L'équité salariale
Le 25 mai 2001
Une autre victoire pour l’équité
salariale : les tribunaux habiletés à rendre leurs jugements
La Cour d’appel fédérale a rétabli le processus des tribunaux pour les
membres de l’AFPC au gouvernement des Territoires du Nord-Ouest (GTNO) et à
la Société canadienne des postes.
Le 24 mai 2001, la Cour a invalidé la décision qu’un tribunal inférieur
avait rendue à la fin de l’année dernière, et qui interrompait
effectivement les activités de tous les tribunaux des droits de la personne
saisis des plaintes relatives à l’équité salariale, et de bien d’autres
tribunaux saisis d’autres plaintes de discrimination.
Dans ses tentatives persistantes pour faire échouer les démarches des
opératrices de téléphone et les employé-e-s de bureau pour obtenir l’équité
salariale, Bell Canada avait prétendu, devant la Cour fédérale, que le
tribunal saisi de ces plaintes n’était pas indépendant ou impartial.
Autrement dit, que le tribunal était trop étroitement associé avec la
Commission des droits de la personne pour rendre une décision juste.

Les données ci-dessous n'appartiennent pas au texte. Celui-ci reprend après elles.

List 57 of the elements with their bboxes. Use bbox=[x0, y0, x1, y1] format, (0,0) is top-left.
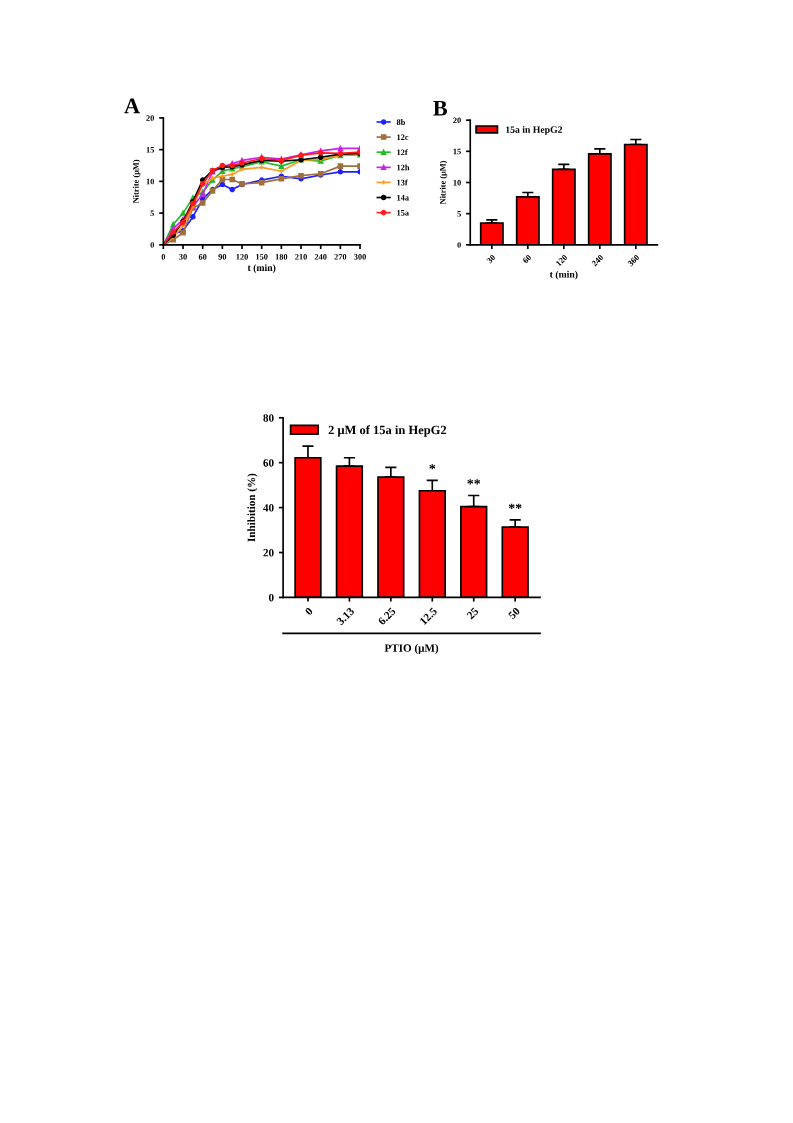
y-tick-label: 10 bbox=[453, 179, 461, 186]
legend-label: 8b bbox=[396, 119, 405, 125]
chart-title: A bbox=[124, 98, 140, 114]
x-tick-label: 90 bbox=[218, 254, 227, 260]
x-tick-label: 0 bbox=[161, 254, 166, 260]
y-tick-label: 40 bbox=[263, 504, 274, 512]
x-tick-label: 120 bbox=[236, 254, 248, 260]
legend-label: 12c bbox=[397, 134, 409, 141]
y-axis-title: Inhibition (%) bbox=[247, 473, 258, 542]
legend-label: 12h bbox=[397, 164, 410, 171]
x-axis-title: t (min) bbox=[549, 270, 578, 280]
x-tick-label: 0 bbox=[304, 606, 314, 616]
y-tick-label: 5 bbox=[457, 211, 461, 217]
x-tick-label: 120 bbox=[555, 254, 568, 267]
chart-title: B bbox=[433, 100, 448, 116]
x-tick-label: 60 bbox=[522, 254, 532, 264]
y-tick-label: 0 bbox=[150, 242, 155, 248]
y-tick-label: 80 bbox=[263, 414, 274, 422]
annotation: ** bbox=[467, 479, 481, 485]
x-axis-title: PTIO (μM) bbox=[384, 644, 439, 655]
y-tick-label: 20 bbox=[263, 548, 274, 557]
x-tick-label: 270 bbox=[334, 254, 347, 260]
y-tick-label: 10 bbox=[146, 178, 155, 185]
x-tick-label: 12.5 bbox=[419, 607, 438, 626]
x-tick-label: 60 bbox=[198, 254, 207, 260]
x-tick-label: 25 bbox=[466, 607, 479, 620]
x-tick-label: 360 bbox=[627, 254, 640, 267]
y-tick-label: 15 bbox=[453, 148, 461, 155]
x-tick-label: 6.25 bbox=[377, 607, 397, 626]
y-tick-label: 0 bbox=[268, 593, 274, 602]
y-axis-title: Nitrite (μM) bbox=[132, 159, 141, 204]
y-tick-label: 60 bbox=[263, 459, 274, 467]
annotation: ** bbox=[508, 503, 522, 509]
x-tick-label: 3.13 bbox=[336, 606, 355, 626]
legend-label: 14a bbox=[397, 194, 409, 201]
x-tick-label: 150 bbox=[256, 254, 268, 260]
y-tick-label: 20 bbox=[453, 117, 461, 124]
legend-label: 15a bbox=[397, 210, 409, 216]
x-tick-label: 50 bbox=[507, 606, 521, 620]
legend-label: 12f bbox=[397, 149, 408, 156]
x-tick-label: 240 bbox=[314, 254, 327, 260]
x-tick-label: 210 bbox=[295, 254, 307, 260]
y-tick-label: 5 bbox=[150, 210, 155, 217]
x-tick-label: 30 bbox=[486, 254, 496, 264]
legend-label: 15a in HepG2 bbox=[506, 126, 563, 135]
x-tick-label: 240 bbox=[591, 254, 604, 267]
y-tick-label: 15 bbox=[146, 147, 155, 153]
annotation: * bbox=[429, 464, 436, 470]
y-tick-label: 20 bbox=[146, 115, 155, 121]
y-axis-title: Nitrite (μM) bbox=[439, 160, 448, 205]
x-tick-label: 180 bbox=[275, 254, 288, 260]
x-tick-label: 300 bbox=[354, 254, 366, 260]
x-tick-label: 30 bbox=[179, 254, 187, 260]
x-axis-title: t (min) bbox=[247, 264, 276, 273]
legend-label: 13f bbox=[397, 179, 408, 186]
legend-label: 2 μM of 15a in HepG2 bbox=[328, 425, 447, 437]
y-tick-label: 0 bbox=[457, 242, 461, 248]
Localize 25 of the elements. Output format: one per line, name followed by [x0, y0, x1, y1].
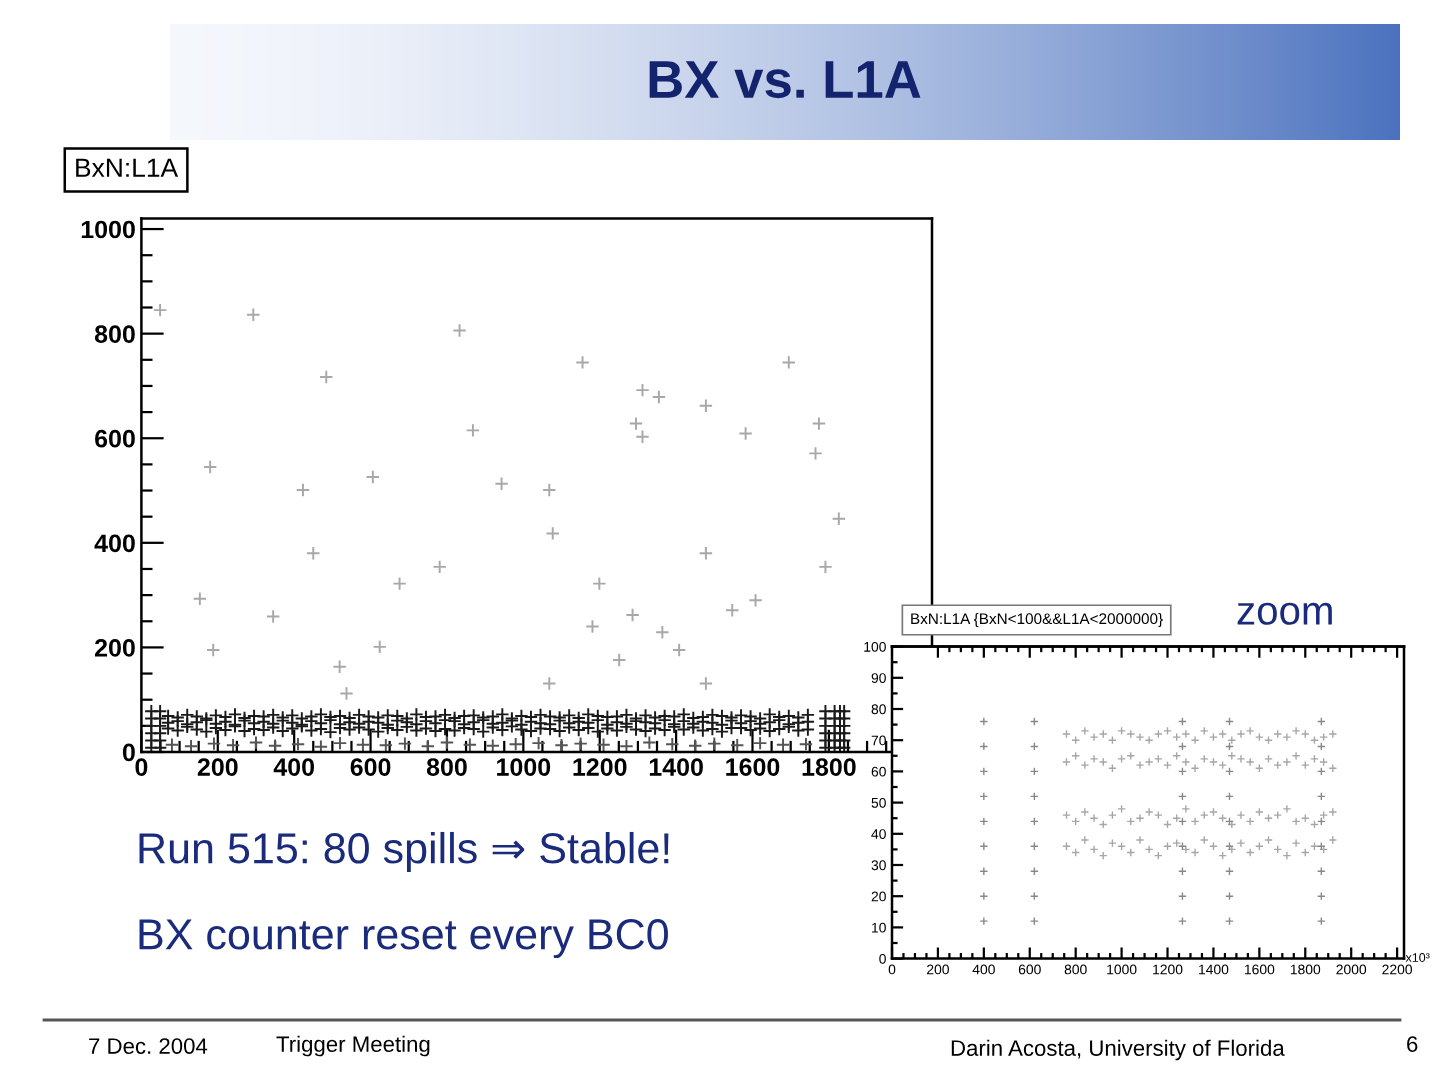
x-tick-label: 600 [350, 758, 391, 776]
text: 7 Dec. 2004 [89, 1038, 208, 1054]
x-tick-label: 400 [273, 758, 315, 776]
chart-subtitle: BxN:L1A [76, 158, 179, 177]
y-tick-label: 200 [95, 639, 135, 657]
x-tick-label: 1000 [497, 758, 551, 776]
y-tick-label: 600 [95, 429, 135, 448]
x-tick-label: 1400 [649, 758, 703, 776]
x-tick-label: 1200 [573, 758, 627, 776]
text: zoom [1237, 602, 1332, 625]
y-tick-label: 0 [122, 743, 135, 762]
chart-title: BX vs. L1A [649, 61, 921, 99]
y-tick-label: 1000 [81, 220, 135, 239]
text: Darin Acosta, University of Florida [951, 1039, 1285, 1061]
text: Trigger Meeting [276, 1035, 430, 1057]
text: 6 [1407, 1036, 1418, 1052]
text: Run 515: 80 spills ⇒ Stable! [139, 831, 669, 873]
x-tick-label: 1800 [802, 758, 856, 776]
text: BX counter reset every BC0 [139, 919, 668, 959]
x-tick-label: 1600 [726, 758, 780, 776]
y-tick-label: 400 [94, 534, 135, 553]
x-tick-label: 800 [426, 758, 467, 776]
y-tick-label: 800 [94, 325, 135, 343]
x-tick-label: 0 [135, 758, 148, 776]
x-tick-label: 200 [197, 758, 238, 776]
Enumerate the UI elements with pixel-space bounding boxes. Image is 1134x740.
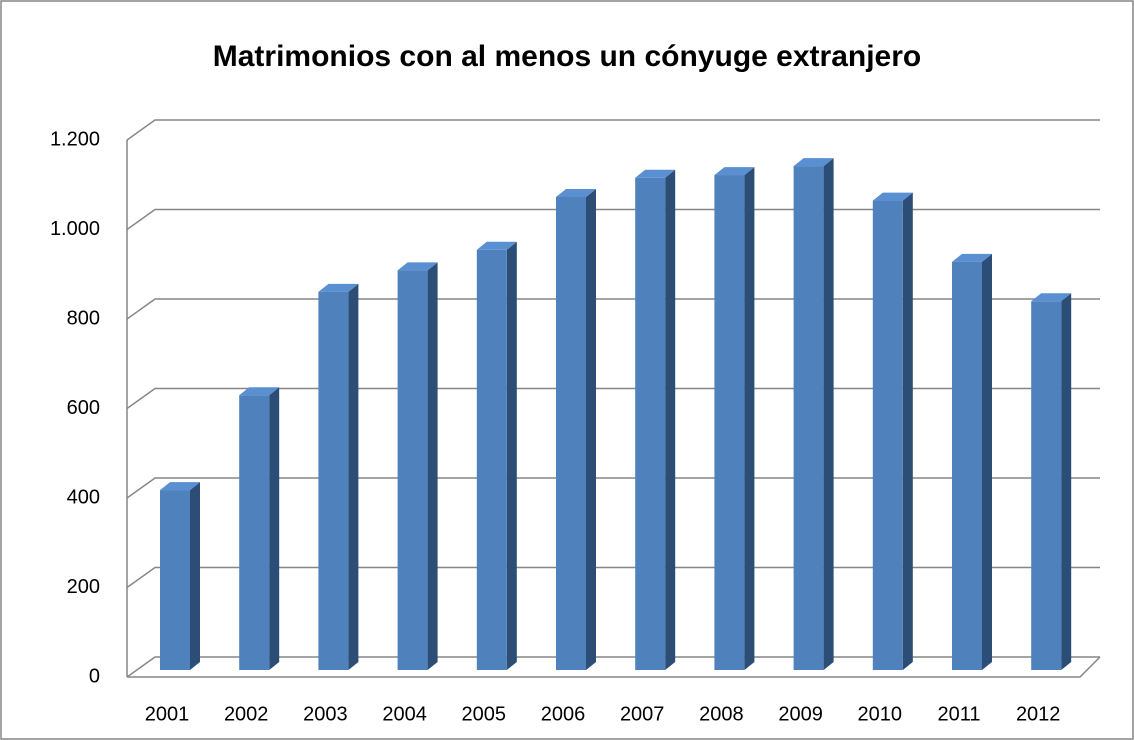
bar	[793, 166, 824, 671]
bar-side	[744, 167, 755, 670]
x-tick-label: 2008	[699, 703, 744, 725]
bar	[872, 200, 903, 670]
bar	[476, 249, 507, 671]
x-tick-label: 2002	[224, 703, 269, 725]
bar-top	[714, 167, 755, 176]
x-tick-label: 2007	[620, 703, 665, 725]
y-tick-label: 1.200	[50, 128, 100, 150]
bar-top	[635, 169, 676, 178]
bar-top	[872, 192, 913, 201]
x-tick-label: 2004	[382, 703, 427, 725]
bar	[239, 395, 270, 670]
floor-edge	[127, 656, 1101, 678]
bar-top	[556, 188, 596, 197]
x-tick-label: 2011	[937, 703, 980, 725]
bar-top	[793, 158, 834, 167]
x-tick-label: 2009	[778, 703, 823, 725]
bar-side	[348, 283, 359, 670]
bar	[556, 196, 586, 670]
bar-top	[397, 262, 438, 271]
bar-side	[823, 158, 834, 671]
x-tick-label: 2003	[303, 703, 348, 725]
bar-top	[476, 241, 517, 250]
bar-side	[1061, 293, 1072, 670]
x-tick-label: 2012	[1016, 703, 1061, 725]
grid-line	[126, 656, 1100, 678]
bar-side	[665, 169, 676, 670]
x-tick-label: 2006	[541, 703, 586, 725]
bar-top	[318, 283, 359, 292]
bar-side	[506, 241, 517, 671]
x-tick-label: 2005	[462, 703, 507, 725]
bar	[714, 175, 745, 670]
bar-side	[190, 482, 200, 670]
grid-line	[126, 208, 1100, 231]
bar	[397, 270, 428, 670]
grid-line	[126, 566, 1100, 589]
y-tick-label: 600	[67, 397, 100, 419]
bar-side	[269, 387, 280, 670]
bar-top	[952, 253, 992, 262]
bar	[1031, 301, 1062, 670]
bar-top	[1031, 293, 1072, 302]
bar	[952, 261, 982, 670]
x-tick-label: 2001	[145, 703, 190, 725]
bar-side	[982, 253, 992, 670]
chart-title: Matrimonios con al menos un cónyuge extr…	[213, 40, 921, 73]
bar-top	[239, 387, 280, 396]
bar	[635, 177, 666, 670]
bar	[318, 291, 349, 670]
grid-line	[126, 477, 1100, 499]
grid-line	[126, 119, 1100, 141]
grid-line	[126, 387, 1100, 410]
x-tick-label: 2010	[858, 703, 903, 725]
bar-side	[902, 192, 913, 670]
bar	[160, 490, 190, 670]
y-tick-label: 200	[67, 576, 100, 598]
grid-line	[126, 298, 1100, 320]
y-tick-label: 400	[67, 486, 100, 508]
y-tick-label: 1.000	[50, 218, 100, 240]
bar-top	[160, 482, 200, 491]
y-tick-label: 0	[89, 665, 100, 687]
y-tick-label: 800	[67, 307, 100, 329]
bar-side	[586, 188, 596, 670]
bar-side	[427, 262, 438, 670]
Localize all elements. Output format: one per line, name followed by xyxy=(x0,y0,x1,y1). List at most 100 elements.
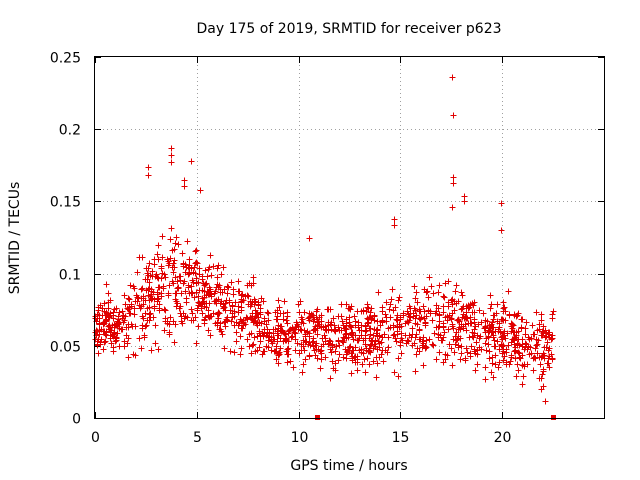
data-point xyxy=(171,339,178,346)
data-point xyxy=(227,307,234,314)
data-point xyxy=(485,333,492,340)
data-point xyxy=(538,375,545,382)
data-point xyxy=(264,309,271,316)
data-point xyxy=(215,262,222,269)
data-point xyxy=(101,320,108,327)
data-point xyxy=(322,354,329,361)
data-point xyxy=(103,281,110,288)
data-point xyxy=(182,261,189,268)
data-point xyxy=(348,303,355,310)
data-point xyxy=(100,346,107,353)
y-tick-label: 0.05 xyxy=(50,340,81,356)
data-point xyxy=(142,323,149,330)
data-point xyxy=(246,343,253,350)
data-point xyxy=(191,294,198,301)
data-point xyxy=(280,316,287,323)
data-point xyxy=(276,351,283,358)
data-point xyxy=(414,321,421,328)
data-point xyxy=(398,350,405,357)
data-point xyxy=(409,325,416,332)
data-point xyxy=(237,316,244,323)
data-point xyxy=(458,306,465,313)
data-point xyxy=(113,334,120,341)
data-point xyxy=(531,331,538,338)
data-point xyxy=(162,274,169,281)
data-point xyxy=(448,345,455,352)
data-point xyxy=(367,331,374,338)
data-point xyxy=(332,360,339,367)
data-point xyxy=(146,285,153,292)
data-point xyxy=(525,334,532,341)
data-point xyxy=(362,341,369,348)
data-point xyxy=(520,373,527,380)
data-point xyxy=(116,343,123,350)
data-point xyxy=(433,356,440,363)
data-point xyxy=(159,233,166,240)
y-tick-label: 0 xyxy=(72,412,81,428)
data-point xyxy=(422,319,429,326)
data-point xyxy=(205,307,212,314)
data-point xyxy=(119,315,126,322)
data-point xyxy=(400,312,407,319)
data-point xyxy=(500,357,507,364)
data-point xyxy=(490,334,497,341)
data-point xyxy=(521,363,528,370)
data-point xyxy=(461,198,468,205)
data-point xyxy=(502,308,509,315)
data-point xyxy=(128,303,135,310)
data-point xyxy=(298,319,305,326)
data-point xyxy=(496,359,503,366)
data-point xyxy=(317,348,324,355)
data-point xyxy=(294,340,301,347)
data-point xyxy=(372,337,379,344)
data-point xyxy=(454,317,461,324)
data-point xyxy=(441,294,448,301)
data-point xyxy=(189,310,196,317)
data-point xyxy=(332,367,339,374)
data-point xyxy=(471,316,478,323)
data-point xyxy=(314,331,321,338)
data-point xyxy=(158,263,165,270)
data-point xyxy=(500,299,507,306)
data-point xyxy=(181,315,188,322)
data-point xyxy=(223,297,230,304)
data-point xyxy=(202,267,209,274)
data-point xyxy=(286,327,293,334)
data-point xyxy=(275,332,282,339)
data-point xyxy=(513,329,520,336)
data-point xyxy=(168,159,175,166)
data-point xyxy=(327,306,334,313)
data-point xyxy=(215,296,222,303)
data-point xyxy=(257,332,264,339)
data-point xyxy=(511,312,518,319)
data-point xyxy=(378,351,385,358)
data-point xyxy=(482,323,489,330)
data-point xyxy=(238,296,245,303)
data-point xyxy=(492,352,499,359)
data-point xyxy=(256,328,263,335)
data-point xyxy=(124,340,131,347)
data-point xyxy=(239,325,246,332)
data-point xyxy=(304,328,311,335)
data-point xyxy=(215,315,222,322)
data-point xyxy=(391,216,398,223)
data-point xyxy=(142,297,149,304)
data-point xyxy=(235,303,242,310)
data-point xyxy=(413,351,420,358)
data-point xyxy=(496,346,503,353)
data-point xyxy=(462,355,469,362)
data-point xyxy=(388,296,395,303)
data-point xyxy=(261,329,268,336)
data-point xyxy=(412,334,419,341)
data-point xyxy=(428,283,435,290)
data-point xyxy=(253,310,260,317)
data-point xyxy=(435,334,442,341)
data-point xyxy=(115,316,122,323)
data-point xyxy=(130,283,137,290)
data-point xyxy=(261,348,268,355)
x-tick-label: 20 xyxy=(494,430,512,446)
data-point xyxy=(474,351,481,358)
data-point xyxy=(360,350,367,357)
data-point xyxy=(167,255,174,262)
data-point xyxy=(228,279,235,286)
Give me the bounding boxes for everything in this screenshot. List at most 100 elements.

La Cour d’appel fédérale a rejeté cet argument et invalidé la décision
de la Cour fédérale, qui était d’accord avec la position de Bell et avait
interrompu le travail des tribunaux. Le gouvernement des Territoires du
Nord-Ouest, qui faisait valoir des arguments semblables, s’était joint à
Bell devant la Cour.
Les membres de l’AFPC à Postes Canada avaient été particulièrement
frustrés lorsque les tribunaux avaient été bâillonnés par la première
décision. La cause de ces membres dure depuis 1983. Après des centaines de
jours d’audiences, leur tribunal était rendu à l’étape finale lorsque les
procédures ont été interrompues.
Dans son jugement sur la cause du GTNO, la Cour a signalé la position
hypocrite du gouvernement.
« À mon avis, l’appelant [GTNO], dans ce que je ne peux qualifier
que de démarche désespérée ou d’effort inutile ( un coup d’épée dans l’eau),
soutient qu’il y a appréhension raisonnable de parti pris découlant du fait
que les trois membres [du Tribunal], qui touchent une indemnité quotidienne,
pourraient prolonger indéfiniment l’audience de la plainte afin de soutirer
plus d’argent au gouvernement. Je crois qu’il convient d’insister pour
dire que la position de l’appelant est quelque peu à l’opposé de son
propre comportement dans ces procédures, qui montre un manque d’ardeur et d’état
de préparation pour étudier rapidement la plainte sur le fond. Faut-il
répéter que la plainte a été déposée initialement en mars 1989 et que,
douze ans plus tard, et après quatre examens judiciaires (tous demandés par l’appelant),
l’affaire reste encore à régler sur le fond. « [notre traduction]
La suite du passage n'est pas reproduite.